To be absolutely clear on this, if a Jewish Israeli child was caught throwing stones at a PA security officer or a Palestinian farmer harvesting his olives, he would not end up in detention. Indeed, if he was from certain Jewish settlements, he would be celebrated as a hero. Such is the justice under military occupation. Jewish children live under civil law and of course are not viewed as the enemy.
According to Addameer, since 2000, more than 12,000 Palestinian children have been detained. The child’s sentence “is decided on the basis of the child’s age at the time of sentencing, and not at the time when the alleged offense was committed.” Children are arrested by Israeli security often in the middle of the night by a large and intimidating group of well-armed, helmeted soldiers. Families cower in the darkness of their homes while mothers and fathers scream to keep their sons from being blindfolded, handcuffed, and taken away. Targeting the most vulnerable puts pressure on the entire community to end any form of resistance. The soldiers also seek to force the children to become collaborators, to deter future participation in demonstrations and stone throwing, and to extort their families financially with large fines. In high conflict areas, there is a pattern of indiscriminate arrests and detention with little or no evidence except the testimony of a soldier.
The arrests are highly dangerous and traumatizing, leading to epidemics of bed wetting, anxiety, depression, PTSD, agitation, and dropping out of school. Childhood trauma also increases the risk of psychological and behavioral disorders in adulthood. Psychologists in the Rehabilitation Center for Victims of Torture in Ramallah note that targeting adolescents disrupts a critical point in character formation and disturbs the bonds between a child and his family and society. The arrest also causes havoc with the educational process as adolescents are often in the final stages of secondary school, preparing for exams and college.

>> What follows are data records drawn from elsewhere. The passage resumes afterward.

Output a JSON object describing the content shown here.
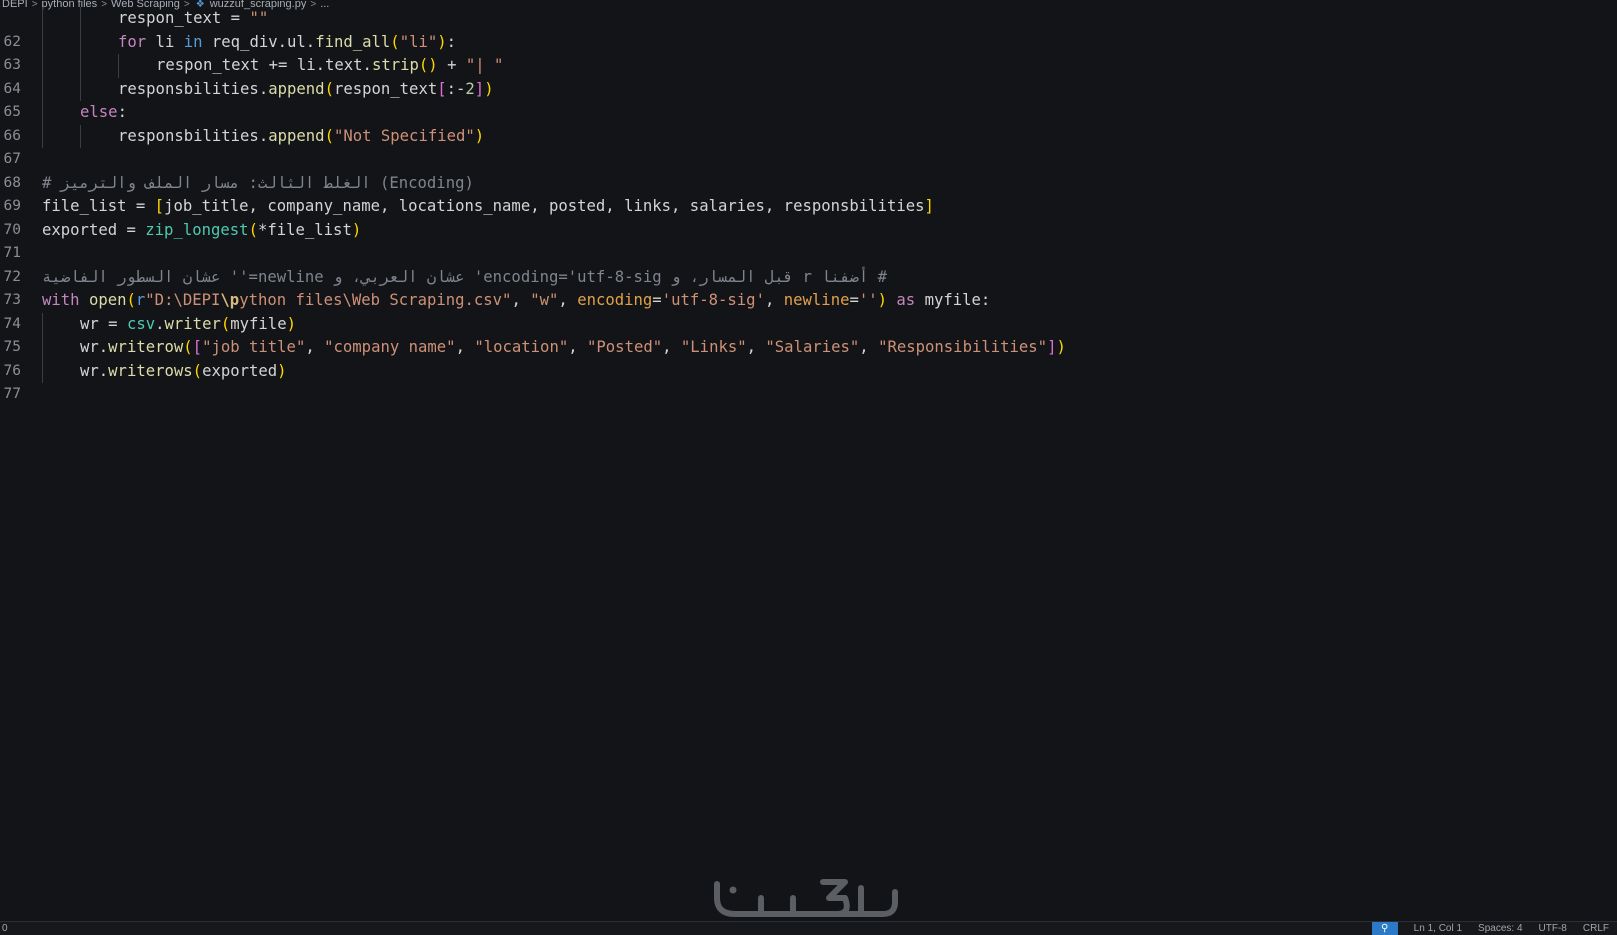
{
  "breadcrumb": {
    "items": [
      "DEPI",
      "python files",
      "Web Scraping",
      "wuzzuf_scraping.py",
      "..."
    ],
    "separator": ">"
  },
  "editor": {
    "lines": [
      {
        "n": "62",
        "code": "respon_text = \"\""
      },
      {
        "n": "63",
        "code": "for li in req_div.ul.find_all(\"li\"):"
      },
      {
        "n": "64",
        "code": "respon_text += li.text.strip() + \"| \""
      },
      {
        "n": "65",
        "code": "responsbilities.append(respon_text[:-2])"
      },
      {
        "n": "66",
        "code": "else:"
      },
      {
        "n": "67",
        "code": "responsbilities.append(\"Not Specified\")"
      },
      {
        "n": "68",
        "code": ""
      },
      {
        "n": "69",
        "code": "# الغلط الثالث: مسار الملف والترميز (Encoding)"
      },
      {
        "n": "70",
        "code": "file_list = [job_title, company_name, locations_name, posted, links, salaries, responsbilities]"
      },
      {
        "n": "71",
        "code": "exported = zip_longest(*file_list)"
      },
      {
        "n": "72",
        "code": ""
      },
      {
        "n": "73",
        "code": "# أضفنا r قبل المسار، و encoding='utf-8-sig' عشان العربي، و newline='' عشان السطور الفاضية"
      },
      {
        "n": "74",
        "code": "with open(r\"D:\\DEPI\\python files\\Web Scraping.csv\", \"w\", encoding='utf-8-sig', newline='') as myfile:"
      },
      {
        "n": "75",
        "code": "wr = csv.writer(myfile)"
      },
      {
        "n": "76",
        "code": "wr.writerow([\"job title\", \"company name\", \"location\", \"Posted\", \"Links\", \"Salaries\", \"Responsibilities\"])"
      },
      {
        "n": "77",
        "code": "wr.writerows(exported)"
      }
    ],
    "tokens": {
      "respon_text": "respon_text",
      "eq": " = ",
      "empty_str": "\"\"",
      "for": "for",
      "li": " li ",
      "in": "in",
      "req_div": " req_div.ul.",
      "find_all": "find_all",
      "li_str": "\"li\"",
      "colon": ":",
      "plus_eq": " += ",
      "li_text": "li.text.",
      "strip": "strip",
      "plus": " + ",
      "pipe_str": "\"| \"",
      "responsbilities": "responsbilities.",
      "append": "append",
      "slice_open": "[",
      "colon_neg": ":-",
      "two": "2",
      "slice_close": "]",
      "else": "else",
      "not_specified": "\"Not Specified\"",
      "comment69_hash": "# ",
      "comment69_ar": "الغلط الثالث: مسار الملف والترميز",
      "comment69_en": " (Encoding)",
      "file_list": "file_list",
      "list_items": "job_title, company_name, locations_name, posted, links, salaries, responsbilities",
      "exported": "exported",
      "zip_longest": "zip_longest",
      "star_file_list": "*file_list",
      "comment73": "# أضفنا r قبل المسار، و encoding='utf-8-sig' عشان العربي، و newline='' عشان السطور الفاضية",
      "with": "with",
      "open": "open",
      "r_prefix": "r",
      "path_a": "\"D:\\DEPI",
      "path_esc": "\\p",
      "path_b": "ython files\\Web Scraping.csv\"",
      "comma_sp": ", ",
      "w_str": "\"w\"",
      "encoding": "encoding",
      "eq_nospace": "=",
      "utf8": "'utf-8-sig'",
      "newline": "newline",
      "empty_single": "''",
      "as": "as",
      "myfile": " myfile:",
      "wr": "wr",
      "csv": "csv",
      "dot": ".",
      "writer": "writer",
      "myfile_arg": "myfile",
      "writerow": "writerow",
      "writerows": "writerows",
      "h1": "\"job title\"",
      "h2": "\"company name\"",
      "h3": "\"location\"",
      "h4": "\"Posted\"",
      "h5": "\"Links\"",
      "h6": "\"Salaries\"",
      "h7": "\"Responsibilities\"",
      "exported_arg": "exported"
    }
  },
  "statusbar": {
    "left": "0",
    "zoom_icon": "zoom-icon",
    "position": "Ln 1, Col 1",
    "spaces": "Spaces: 4",
    "encoding": "UTF-8",
    "eol": "CRLF"
  },
  "watermark": {
    "text": "خمسات"
  },
  "colors": {
    "background": "#121417",
    "keyword": "#c586c0",
    "function": "#dcdcaa",
    "string": "#ce9178",
    "comment": "#7f848e",
    "bracket_gold": "#ffd700",
    "bracket_purple": "#da70d6",
    "bracket_blue": "#179fff",
    "status_accent": "#2a7ac7"
  }
}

While children from Mexico and Central and South America have different experiences from Palestinian children, they have much in common. One group is suffering from gangs, poverty, drugs, repression, and violent societies while the other is suffering from a brutal military occupation, recurrent IDF incursions, soldier and settler violence, home demolitions, and poverty. Under these circumstances, taking dangerous desert journeys at the hands of coyotes or heaving a stone at a jeep spewing teargas is an understandable response. Imprisoning either group is a political and racialized decision that creates deep and long-lasting trauma in the children and their families.
While the outrage builds in the US, will anyone pay attention to the fate of the children in the West Bank and Gaza? Their lives may depend on us.